PARIS — Satellite fleet operator Eutelsat on Oct. 11 said it had inaugurated its design-to-cost spending-reduction plan by ordering a direct-broadcast television satellite from Orbital ATK of the United States and Airbus Defence and Space of Europe.

In another cost-reduction measure, the satellite, Eutelsat 5 West B — benefiting from Orbital’s smaller platform size — will be launched in 2018 as a co-passenger aboard an International Launch Services (ILS) Proton Breeze-M rocket.

Riding to geostationary transfer orbit with the Eutelsat satellite will be  Orbital’s precedent-setting satellite in-orbit serving Mission Extension Vehicle, MEV-1, which uses the same GEOStar-based platform as Orbital’s telecommunications satellites.

Eutelsat, in second ILS contract, is inaugural customer for new Proton Medium

In a separate announcement on Oct. 12, ILS and Eutelsat said Eutelsat would be the first customer to use the new Proton Medium vehicle, which is designed for all-commercial use for payloads weighing between 3,000 and 5,000 kilograms, which is below the nominal weight for a full-sized Proton. The Eutelsat satellite, which was not identified, will be launched in 2019 or 2020.

Stacking the savings on a single Proton

Stacking two GEOStar-derived platforms on top of each other, without an adaptor between them, saves weight and will allow Eutelsat — and Orbital, for the MEV-1 — to save on launch costs.

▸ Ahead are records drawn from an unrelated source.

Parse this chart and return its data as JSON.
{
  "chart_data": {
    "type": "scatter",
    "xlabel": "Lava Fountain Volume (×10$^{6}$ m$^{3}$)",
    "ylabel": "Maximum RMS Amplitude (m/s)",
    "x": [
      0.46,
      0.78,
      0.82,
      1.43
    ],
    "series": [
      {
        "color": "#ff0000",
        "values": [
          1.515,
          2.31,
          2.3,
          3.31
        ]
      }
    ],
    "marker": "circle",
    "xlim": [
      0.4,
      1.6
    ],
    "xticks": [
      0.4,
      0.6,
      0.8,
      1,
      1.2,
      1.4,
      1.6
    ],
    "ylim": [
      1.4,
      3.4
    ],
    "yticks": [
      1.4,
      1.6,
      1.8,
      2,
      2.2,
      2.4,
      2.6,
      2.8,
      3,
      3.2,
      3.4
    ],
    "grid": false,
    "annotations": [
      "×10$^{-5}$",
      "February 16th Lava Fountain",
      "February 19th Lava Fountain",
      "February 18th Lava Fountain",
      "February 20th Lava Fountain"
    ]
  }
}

Fleet operator Intelsat is Orbital’s inaugural customer for MEV-1, which will perform a test mission with Intelsat before moving on to its operational scenario of docking with a satellite, assuming control of its propulsion and attitude control, and providing fuel to extend its service life.

MEV-1 then undocks and is available to perform similar mission-extension missions on several satellites. Like the satellites themselves, MEV-1 has an estimated 15-year service life.

Satellite insurers are taking a cautiously optimistic view of MEV-1 and similar satellite in-orbit servicing initiatives. They have said MEV-1 customers likely will be forced to sign amended, higher-premium insurance policies, which usually provide for annual coverage of healthy satellites in orbit, to reflect the higher risk associated with servicing missions.

Eutelsat 5 West B will replace the Eutelsat 5 West A satellite at 5 degrees west longitude. It will carry the equivalent of 35 36-megahertz Ku-band transponders to deliver direct-to-home television to audiences located mainly in France, Italy and Algeria.

Eutelsat 5A, which also carries a C-band payload, was launched in mid-2002 and is nearing retirement.

Eutelsat’s revenue and profit warning in May had a chilling effect on the entire fixed satellite services industry. The company said the market reaction was overblown and that growth would return within three years.

Nonetheless, Eutelsat announced a broad cost-cutting program that included a 16 percent reduction — to 420 million euros ($470 million) per year for the coming three years from the earlier 500 million euros — in annual capital spending for three years.

The company said it would be pressuring its supply chain, notably satellite builders and launch-service providers, to minimize the effects of the lower spending on new capacity to be placed into orbit.

Dulles, Virginia-based Orbital’s GEOStar platform occupies the lighter end of the commercial geostationary-orbit satellite market. Airbus said the Eutelsat 5 West B would have a launch mass of about 3,000 kilograms and would generate 5 kilowatts of power to the payload at the end of its 15-year life.

Eutelsat Chief Technology Officer Yohann Leroy said the idea to marry an Airbus payload with an Orbital-built platform emerged as the natural consequence of Eutelsat’s bid request, whose power specifications were below what Airbus usually provides to customers.

Other companies besides Orbital can build small geostationary-orbit communications satellite platforms, but none could offer the relatively seamless stacking option to save on the launch costs that comes from having two nearly identical satellite skeletal structures as passengers.

Leroy said Oct. 10 that Eutelsat looked at the total cost of ownership of the 5 West B program, including launch cost. Eutelsat in late 2015 signed a Multi-Launch Agreement with Reston, Virginia-based ILS, which markets Russia’s Proton rocket.

Proton was coming off a string of failures that had tarnished its reputation among commercial satellite owners. Eutelsat said at the time that its agreement with ILS was done in part to ensure that at least three rockets remained regularly available to the commercial market. The other two are the Arianespace-provided Ariane 5 and the SpaceX Falcon 9.

The combination of previously negotiated cost reductions in the Multi-Launch Agreement and the ability to essentially cut launch costs in half by sharing a Proton mission have resulted in “substantial savings,” Leroy said. He declined to be specific.

After 15 years of operations of the 5 West A satellite, Eutelsat has been able to reduce the coverage for the successor spacecraft based on the customer set that has developed over the years in France, Italy and Algeria. The successor satellite thus needs less power to serve the customer base, and does not need the C-band capacity aboard 5 West A.

Peter B. de Selding was the Paris bureau chief for SpaceNews.